GitLab CI/CD after_script Cleanup & Failure Diagnostics Prompt
Use after_script correctly for guaranteed cleanup and on-failure diagnostics — tearing down test infra, capturing logs/screenshots as artifacts, and avoiding the traps that make after_script silently swallow failures.
- Target user
- Engineers debugging flaky jobs and leaking test resources
- Difficulty
- Intermediate
- Tools
- Claude, ChatGPT
The prompt
You are a GitLab CI reliability engineer who turns opaque, resource-leaking jobs into ones that always clean up and always leave behind the evidence needed to debug a failure. I will provide: - Jobs that spin up resources (containers, namespaces, cloud test fixtures, DBs) - What I need on failure (logs, screenshots, server output, `kubectl describe`) - Any current `after_script` and the problems with it Your job: 1. **after_script semantics** — establish the rules precisely: `after_script` runs whether the job passed, failed, OR was cancelled; it runs in a SEPARATE shell context (env vars and working dir from `script:` do NOT carry over); its own exit code does NOT change the job result (a failing after_script won't fail the job, and—watch out—won't surface its error loudly).
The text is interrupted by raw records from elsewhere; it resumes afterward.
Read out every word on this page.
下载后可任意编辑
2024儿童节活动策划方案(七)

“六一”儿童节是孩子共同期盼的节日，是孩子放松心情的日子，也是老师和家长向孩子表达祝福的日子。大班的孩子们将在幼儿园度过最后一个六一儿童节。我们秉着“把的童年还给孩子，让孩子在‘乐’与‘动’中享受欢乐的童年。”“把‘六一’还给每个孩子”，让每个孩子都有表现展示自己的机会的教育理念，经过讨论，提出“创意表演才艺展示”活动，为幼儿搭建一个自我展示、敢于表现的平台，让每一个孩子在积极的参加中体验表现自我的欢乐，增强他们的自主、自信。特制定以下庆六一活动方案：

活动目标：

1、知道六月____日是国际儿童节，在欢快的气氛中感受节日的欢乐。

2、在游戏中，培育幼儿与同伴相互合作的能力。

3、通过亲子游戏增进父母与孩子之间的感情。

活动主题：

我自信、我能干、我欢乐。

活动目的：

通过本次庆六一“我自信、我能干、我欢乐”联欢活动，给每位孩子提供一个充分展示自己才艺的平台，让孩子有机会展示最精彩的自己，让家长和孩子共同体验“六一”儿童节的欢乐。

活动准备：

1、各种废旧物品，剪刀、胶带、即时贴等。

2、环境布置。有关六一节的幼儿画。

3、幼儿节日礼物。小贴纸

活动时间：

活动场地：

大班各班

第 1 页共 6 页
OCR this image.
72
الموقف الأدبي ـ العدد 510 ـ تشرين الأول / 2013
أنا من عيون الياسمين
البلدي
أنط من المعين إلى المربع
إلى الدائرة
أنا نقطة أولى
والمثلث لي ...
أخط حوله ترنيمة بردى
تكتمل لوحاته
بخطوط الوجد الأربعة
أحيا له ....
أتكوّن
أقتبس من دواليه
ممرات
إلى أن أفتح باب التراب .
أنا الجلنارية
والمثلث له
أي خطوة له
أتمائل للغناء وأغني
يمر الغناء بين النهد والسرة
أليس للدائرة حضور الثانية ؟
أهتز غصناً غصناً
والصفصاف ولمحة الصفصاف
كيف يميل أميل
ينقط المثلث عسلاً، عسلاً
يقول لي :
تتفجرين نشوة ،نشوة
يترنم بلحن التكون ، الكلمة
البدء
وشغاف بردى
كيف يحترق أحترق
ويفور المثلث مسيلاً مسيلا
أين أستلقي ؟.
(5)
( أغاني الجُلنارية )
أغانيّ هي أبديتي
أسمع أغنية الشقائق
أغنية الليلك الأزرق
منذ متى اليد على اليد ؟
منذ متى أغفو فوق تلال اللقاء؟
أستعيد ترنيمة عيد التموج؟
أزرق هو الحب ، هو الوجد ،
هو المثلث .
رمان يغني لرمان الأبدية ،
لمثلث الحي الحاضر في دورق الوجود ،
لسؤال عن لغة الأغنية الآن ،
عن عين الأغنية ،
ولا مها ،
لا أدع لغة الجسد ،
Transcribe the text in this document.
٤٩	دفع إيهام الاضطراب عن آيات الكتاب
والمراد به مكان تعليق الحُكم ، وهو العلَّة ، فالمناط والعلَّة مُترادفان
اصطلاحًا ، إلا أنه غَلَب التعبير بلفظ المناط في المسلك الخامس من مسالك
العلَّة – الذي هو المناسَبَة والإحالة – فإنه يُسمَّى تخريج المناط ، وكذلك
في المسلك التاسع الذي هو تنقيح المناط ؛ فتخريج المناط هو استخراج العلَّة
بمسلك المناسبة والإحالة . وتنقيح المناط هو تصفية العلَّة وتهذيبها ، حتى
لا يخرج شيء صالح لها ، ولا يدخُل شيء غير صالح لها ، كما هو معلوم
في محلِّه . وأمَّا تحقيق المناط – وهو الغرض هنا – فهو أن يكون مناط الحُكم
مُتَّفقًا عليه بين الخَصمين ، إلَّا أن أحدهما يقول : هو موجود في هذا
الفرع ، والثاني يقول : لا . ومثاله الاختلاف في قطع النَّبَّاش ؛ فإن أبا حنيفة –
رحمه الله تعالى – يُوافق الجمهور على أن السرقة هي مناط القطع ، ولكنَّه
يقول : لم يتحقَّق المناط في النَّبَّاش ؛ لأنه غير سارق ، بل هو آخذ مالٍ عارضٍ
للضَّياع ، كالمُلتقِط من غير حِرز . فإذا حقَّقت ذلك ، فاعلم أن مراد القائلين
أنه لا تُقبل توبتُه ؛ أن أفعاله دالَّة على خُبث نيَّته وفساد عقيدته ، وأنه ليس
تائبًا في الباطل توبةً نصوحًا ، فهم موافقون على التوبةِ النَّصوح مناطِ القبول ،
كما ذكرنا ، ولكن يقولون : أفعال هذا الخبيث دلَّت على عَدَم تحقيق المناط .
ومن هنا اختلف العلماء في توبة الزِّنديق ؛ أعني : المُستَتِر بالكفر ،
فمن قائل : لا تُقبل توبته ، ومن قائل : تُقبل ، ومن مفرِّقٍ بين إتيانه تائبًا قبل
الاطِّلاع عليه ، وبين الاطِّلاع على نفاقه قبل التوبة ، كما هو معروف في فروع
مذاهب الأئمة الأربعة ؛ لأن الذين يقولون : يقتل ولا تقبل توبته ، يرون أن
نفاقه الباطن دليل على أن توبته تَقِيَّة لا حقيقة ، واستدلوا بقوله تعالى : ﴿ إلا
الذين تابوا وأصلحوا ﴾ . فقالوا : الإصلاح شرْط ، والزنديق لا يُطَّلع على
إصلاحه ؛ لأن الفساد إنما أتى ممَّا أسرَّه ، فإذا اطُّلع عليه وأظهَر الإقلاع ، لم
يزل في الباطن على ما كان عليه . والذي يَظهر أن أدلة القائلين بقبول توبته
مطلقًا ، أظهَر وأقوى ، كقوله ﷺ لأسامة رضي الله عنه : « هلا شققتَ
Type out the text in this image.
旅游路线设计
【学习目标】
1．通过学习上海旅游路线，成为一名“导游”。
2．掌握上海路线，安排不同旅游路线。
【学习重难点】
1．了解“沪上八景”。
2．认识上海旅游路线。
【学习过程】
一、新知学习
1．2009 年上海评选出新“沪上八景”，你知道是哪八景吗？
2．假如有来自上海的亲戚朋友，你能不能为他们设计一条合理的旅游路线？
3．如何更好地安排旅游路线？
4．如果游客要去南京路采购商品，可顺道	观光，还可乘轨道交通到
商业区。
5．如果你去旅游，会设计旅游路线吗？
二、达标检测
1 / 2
Cover the separate `after_script` timeout. 2. **Guaranteed cleanup** — move teardown (delete namespace, stop containers, drop test DB, remove cloud fixtures) into `after_script` so resources are released even when `script:` aborts midway. Make each cleanup command idempotent and `|| true`-tolerant so partial setup still cleans up. 3. **Failure diagnostics** — capture-on-failure: dump app logs, `kubectl describe`/`logs`, screenshots, server stdout into a directory and expose it via `artifacts:` with `when: on_failure` and a short `expire_in`. Show how to detect failure inside after_script (it can't see the script exit code directly — use a sentinel file or `CI_JOB_STATUS`). 4. **default: hook** — for cross-cutting cleanup, lift it into a `default:after_script` (with the override caveat that a job-level after_script replaces, not appends). 5. **Anti-patterns** — putting critical assertions in after_script (they won't fail the job), relying on script-shell state inside after_script, leaving teardown in `script:` where it's skipped on early failure. 6. **Verify** — show how to force a mid-script failure and confirm both cleanup ran and the diagnostic artifacts were uploaded. Output: (a) the job with hardened `after_script` cleanup, (b) the on_failure diagnostic artifact capture, (c) the `default:after_script` example with caveats, (d) the forced-failure verification. Bias toward: idempotent guaranteed cleanup, rich on-failure artifacts, and never relying on after_script to gate job success.